I was riding with a group in the mountains on some steep rocky trails.
Now whenever he gets 'left behind' he will get feisty, Then don't get left behind - keep up with the group
I shouldn't have to be afraid of my horse. He should do what I say always.
As often as I can. However, when we are gaiting, cantering, or doing faster work, I keep him in a fairly collected head position.
Do you ride Sunny on a long loose rein???
Practice in the arena with poles laid on the ground - make him adjust his length of pace
and work on your being able to determine the length of his stride.
Then when he and you are ready take him out, with one mounted friend,find a length of path with a steep slope (not too steep) and practice going up and down hills.

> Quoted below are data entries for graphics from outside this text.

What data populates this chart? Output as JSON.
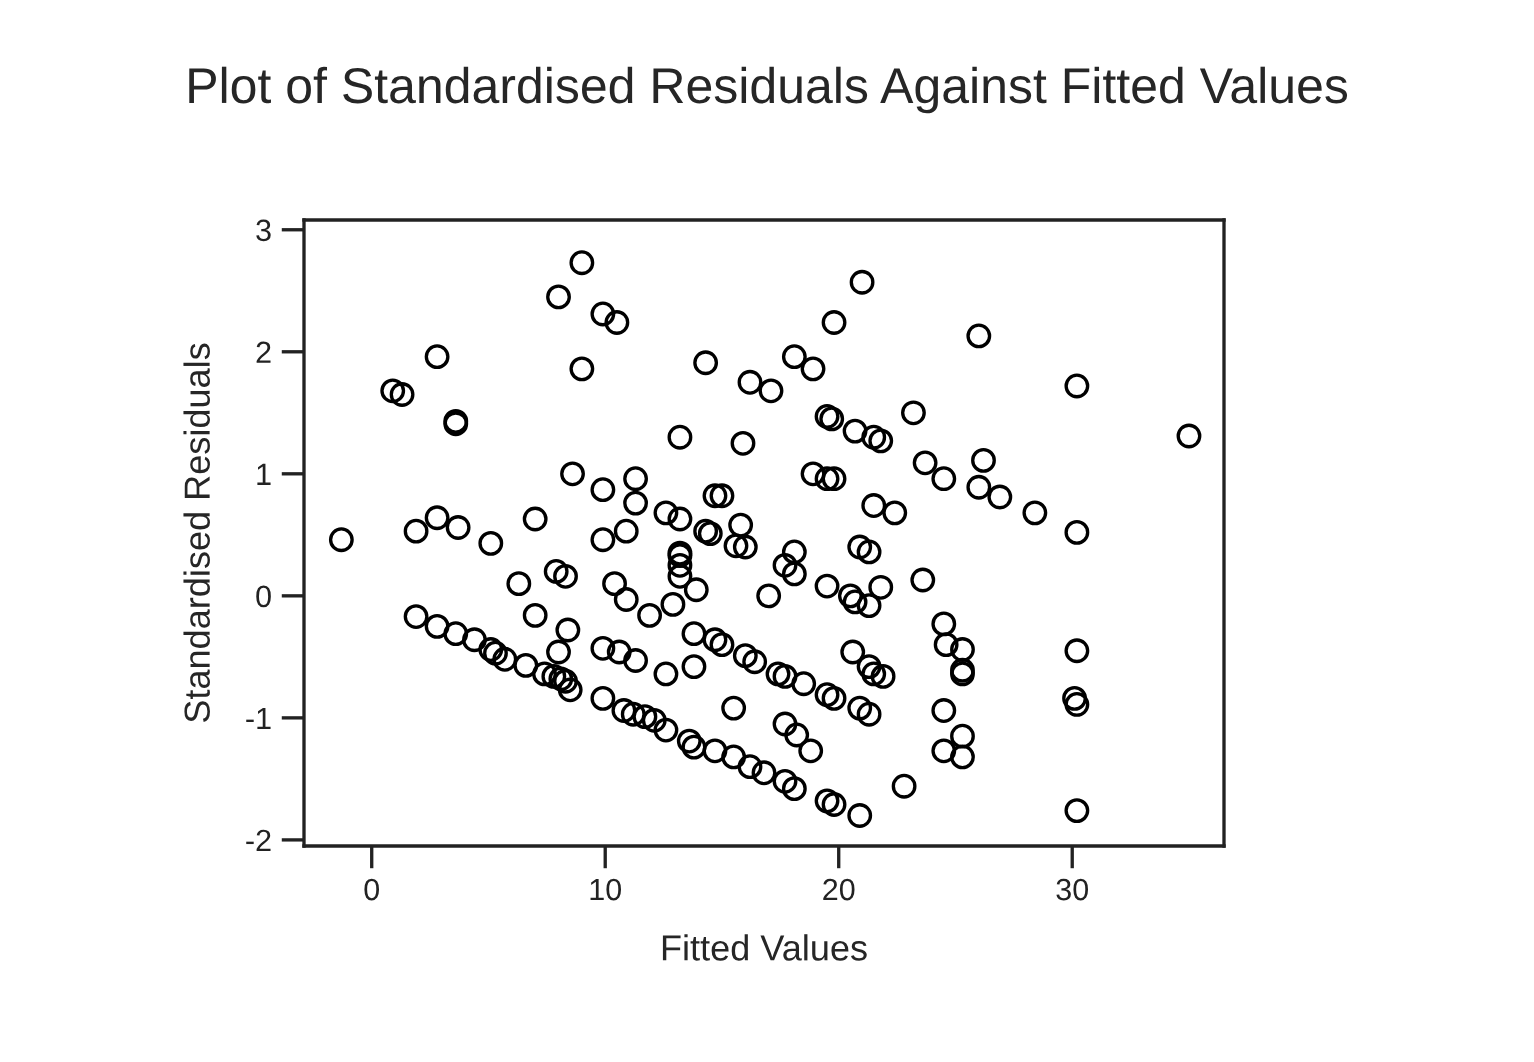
{
  "chart_data": {
    "type": "scatter",
    "title": "Plot of Standardised Residuals Against Fitted Values",
    "xlabel": "Fitted Values",
    "ylabel": "Standardised Residuals",
    "xlim": [
      -2.9,
      36.5
    ],
    "ylim": [
      -2.05,
      3.08
    ],
    "xticks": [
      0,
      10,
      20,
      30
    ],
    "yticks": [
      -2,
      -1,
      0,
      1,
      2,
      3
    ],
    "grid": false,
    "marker": "circle",
    "series": [
      {
        "color": "#000000",
        "x": [
          9.0,
          8.0,
          9.9,
          10.5,
          2.8,
          9.0,
          14.3,
          0.9,
          1.3,
          3.6,
          3.6,
          13.2,
          8.6,
          9.9,
          11.3,
          11.3,
          14.7,
          -1.3,
          1.9,
          2.8,
          3.7,
          5.1,
          7.0,
          9.9,
          10.9,
          12.6,
          13.2,
          14.3,
          14.5,
          13.2,
          21.0,
          19.8,
          26.0,
          18.1,
          18.9,
          16.2,
          17.1,
          30.2,
          23.2,
          19.5,
          19.7,
          20.7,
          21.5,
          21.8,
          15.9,
          23.7,
          24.5,
          26.2,
          26.0,
          26.9,
          28.4,
          30.2,
          18.9,
          19.5,
          19.8,
          15.0,
          21.5,
          22.4,
          15.8,
          15.6,
          16.0,
          18.1,
          20.9,
          21.3,
          35.0,
          6.3,
          7.9,
          8.3,
          7.0,
          8.4,
          8.0,
          10.4,
          10.9,
          11.9,
          12.9,
          13.9,
          13.2,
          13.2,
          13.2,
          13.8,
          13.8,
          12.6,
          9.9,
          10.6,
          11.3,
          1.9,
          2.8,
          3.6,
          4.4,
          5.1,
          5.3,
          5.7,
          6.6,
          7.4,
          7.8,
          8.1,
          8.3,
          8.5,
          9.9,
          10.8,
          11.2,
          11.7,
          12.1,
          12.6,
          13.6,
          13.8,
          14.7,
          17.7,
          18.1,
          17.0,
          19.5,
          20.5,
          20.7,
          21.3,
          21.8,
          23.6,
          24.5,
          24.6,
          25.3,
          25.3,
          25.3,
          30.2,
          30.1,
          30.2,
          24.5,
          24.5,
          25.3,
          25.3,
          22.8,
          30.2,
          20.9,
          19.5,
          19.8,
          14.7,
          15.0,
          16.0,
          16.4,
          17.4,
          17.7,
          18.5,
          19.5,
          19.8,
          20.6,
          21.3,
          21.5,
          21.9,
          20.9,
          21.3,
          15.5,
          17.7,
          18.2,
          18.8,
          15.5,
          16.2,
          16.8,
          17.7,
          18.1
        ],
        "values": [
          2.73,
          2.45,
          2.31,
          2.24,
          1.96,
          1.86,
          1.91,
          1.68,
          1.65,
          1.43,
          1.41,
          1.3,
          1.0,
          0.87,
          0.96,
          0.76,
          0.82,
          0.46,
          0.53,
          0.64,
          0.56,
          0.43,
          0.63,
          0.46,
          0.53,
          0.68,
          0.63,
          0.53,
          0.51,
          0.35,
          2.57,
          2.24,
          2.13,
          1.96,
          1.86,
          1.75,
          1.68,
          1.72,
          1.5,
          1.47,
          1.45,
          1.35,
          1.3,
          1.27,
          1.25,
          1.09,
          0.96,
          1.11,
          0.89,
          0.81,
          0.68,
          0.52,
          1.0,
          0.96,
          0.96,
          0.82,
          0.74,
          0.68,
          0.58,
          0.41,
          0.4,
          0.36,
          0.4,
          0.36,
          1.31,
          0.1,
          0.2,
          0.16,
          -0.16,
          -0.28,
          -0.46,
          0.1,
          -0.03,
          -0.16,
          -0.07,
          0.05,
          0.33,
          0.25,
          0.16,
          -0.31,
          -0.58,
          -0.64,
          -0.43,
          -0.46,
          -0.53,
          -0.17,
          -0.25,
          -0.31,
          -0.36,
          -0.44,
          -0.47,
          -0.52,
          -0.57,
          -0.64,
          -0.66,
          -0.68,
          -0.7,
          -0.77,
          -0.84,
          -0.94,
          -0.97,
          -0.99,
          -1.02,
          -1.1,
          -1.19,
          -1.24,
          -1.27,
          0.25,
          0.18,
          0.0,
          0.08,
          0.0,
          -0.05,
          -0.08,
          0.07,
          0.13,
          -0.23,
          -0.4,
          -0.44,
          -0.61,
          -0.64,
          -0.45,
          -0.84,
          -0.89,
          -0.94,
          -1.27,
          -1.15,
          -1.32,
          -1.56,
          -1.76,
          -1.8,
          -1.68,
          -1.71,
          -0.36,
          -0.4,
          -0.49,
          -0.54,
          -0.64,
          -0.66,
          -0.72,
          -0.81,
          -0.84,
          -0.46,
          -0.58,
          -0.64,
          -0.66,
          -0.92,
          -0.97,
          -0.92,
          -1.05,
          -1.14,
          -1.27,
          -1.32,
          -1.4,
          -1.45,
          -1.52,
          -1.58
        ]
      }
    ]
  }
}
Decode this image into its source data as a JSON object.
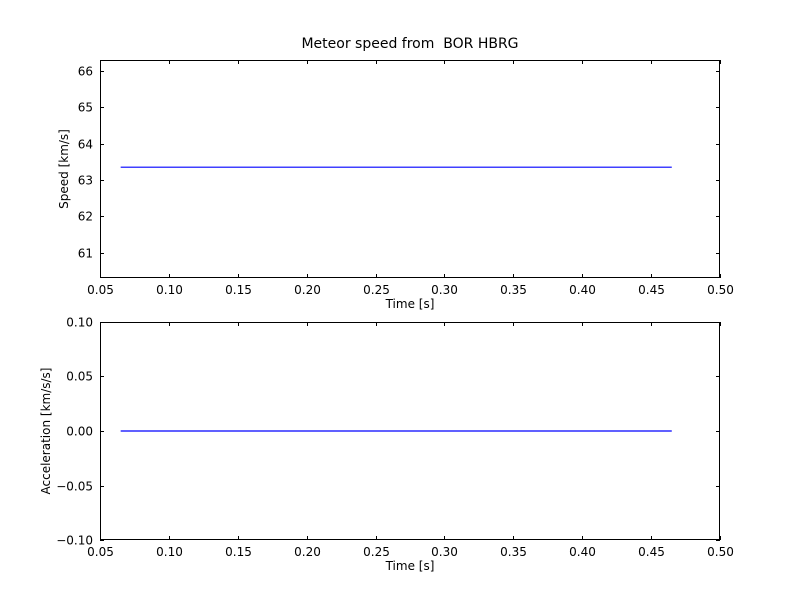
{
  "figure": {
    "background": "#ffffff",
    "axis_color": "#000000",
    "line_color": "#0000ff"
  },
  "chart_data": [
    {
      "type": "line",
      "title": "Meteor speed from  BOR HBRG",
      "xlabel": "Time [s]",
      "ylabel": "Speed [km/s]",
      "xlim": [
        0.05,
        0.5
      ],
      "ylim": [
        60.3,
        66.3
      ],
      "xticks": [
        0.05,
        0.1,
        0.15,
        0.2,
        0.25,
        0.3,
        0.35,
        0.4,
        0.45,
        0.5
      ],
      "xtick_labels": [
        "0.05",
        "0.10",
        "0.15",
        "0.20",
        "0.25",
        "0.30",
        "0.35",
        "0.40",
        "0.45",
        "0.50"
      ],
      "yticks": [
        61,
        62,
        63,
        64,
        65,
        66
      ],
      "ytick_labels": [
        "61",
        "62",
        "63",
        "64",
        "65",
        "66"
      ],
      "grid": false,
      "series": [
        {
          "name": "speed",
          "x": [
            0.065,
            0.465
          ],
          "y": [
            63.35,
            63.35
          ]
        }
      ]
    },
    {
      "type": "line",
      "title": "",
      "xlabel": "Time [s]",
      "ylabel": "Acceleration [km/s/s]",
      "xlim": [
        0.05,
        0.5
      ],
      "ylim": [
        -0.1,
        0.1
      ],
      "xticks": [
        0.05,
        0.1,
        0.15,
        0.2,
        0.25,
        0.3,
        0.35,
        0.4,
        0.45,
        0.5
      ],
      "xtick_labels": [
        "0.05",
        "0.10",
        "0.15",
        "0.20",
        "0.25",
        "0.30",
        "0.35",
        "0.40",
        "0.45",
        "0.50"
      ],
      "yticks": [
        -0.1,
        -0.05,
        0.0,
        0.05,
        0.1
      ],
      "ytick_labels": [
        "−0.10",
        "−0.05",
        "0.00",
        "0.05",
        "0.10"
      ],
      "grid": false,
      "series": [
        {
          "name": "acceleration",
          "x": [
            0.065,
            0.465
          ],
          "y": [
            0.0,
            0.0
          ]
        }
      ]
    }
  ]
}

You,ve got to get the length of rein you allow him correct - not enough to give him his head, not too little to negotiate the
steep path. Walk him down that path with your bodyand your feet working the stirrups.
Ok, I will try that.
So he started to get that feeling of no return (the peak of his gait right before a canter.
(not sure I understand this???)
You'd know if you rode gaited horses!
Once we get there, it is almost impossible to manually stop him). I ended up hauling on his mouth with all my strength, extremely off-balance, and he goes running down the rock trail with his head a-flailing doing everything he can to get away from the bit, tripping all the way.
The horse is panicking - your fault - you lost control. You probably gave him too much rein and by the sound of it you might need a slightly stronger bit but there again that might work against you.
Were you shouting at this point???? You must keep calm - otherwise the horse will panic.
At this point, yes. However, this has happened before. The only reason he'd be panicking is solely the reason he is seperated from his friends.
It's amazing I'm still alive.
Literally. No joke.
YES, you could have come off and you are lucky you did not. Your horse might have run off. You certainly at this point were upsetting the horses of your fellow riders.
Are you kidding?! They were long gone!
He listens to me only when he is alone. Not with other horses.
Partly that is because you don't go near steep stoney paths, I guess.
I've tried simply everything.
No, but you are realizing that you have a problem of control and are asking for help.
Of course! I don't want a runaway horse!
-re-training (work) in ring
You need some training out on the trail - the ring does not put the horse in a scenario where he will get excited.
I didn't think so either. However, that is what EVERYBODY had been telling me to do.
The test you are aiming for is to ride around the arena at the canter and to do it in the slowest time you can, without dropping back into jog (or trot). It is one of the "Le Trec"
You are absolutely positively right. I can't believe I never thought to work on his canter.. He HAS begun to canter really fast lately. I will definetely try that and continue to work on it.
Your fundamental problem seems to be that you can't slow your horse down and keep it slowed down. Pulling back on the bit is not the only answer. You must learn to use your seat and thighs as well.
How? Can a horse feel you through a western/Aussie saddle?
Should I just.... (and it pains me to say) Sell him? Do you really want a brain dead horse instead of this spunky little devil?
Anyway - you'll have the same problem with the next horse until you learn.
You are absolutely right!
-size (16 hands of muscle)
-temperment (silly, retard, high most of the time)
Perhaps he is "high" by nature. What do you feed him? Try some calming herbs and check magnesium levels in the soil - he may be short of magnesium which helps to hype him up.
1 pound of whole oats each morning/night. Nothing in them. He is a very easy keeper. Hay- about 2 flakes. Bermuda I believe.
HERD BOUND issue! When you go out to a club with your friends - do you get hyper when you are enjoying yourself?? Of course you do. Your horse is out with his mates, he gets hyper, then he gets excited , then he gets frightened. You should know how he feels.
I guess I never really thought to think that just standing next to his friend would be so rewarding, but I guess in a horse's mind, it IS! Hmm.. Gives a whole new thought.
By the sound of it,
you have a good seat (you did not fall off)
You have got spirit (you did not give up)
You asked for help (the first stage of rehabilitation)
You've got a forward going spunky little horse which you quite like.
You did not get hurt - (You were lucky that time - but you might get hurt next time!!!!)
Ha, ha. Thank you very much! I get a little credit!
-What do cavisons do? -
look it up on the Internet - do a google - cavessons.
Yeah.. I just wanted to know you guys' thoughts. Google is not always a reliable source.
So.. Is this seriously a trainer thing, or can I afterall fix it myself? Should I work in his feet and gait speeds first and work my way up?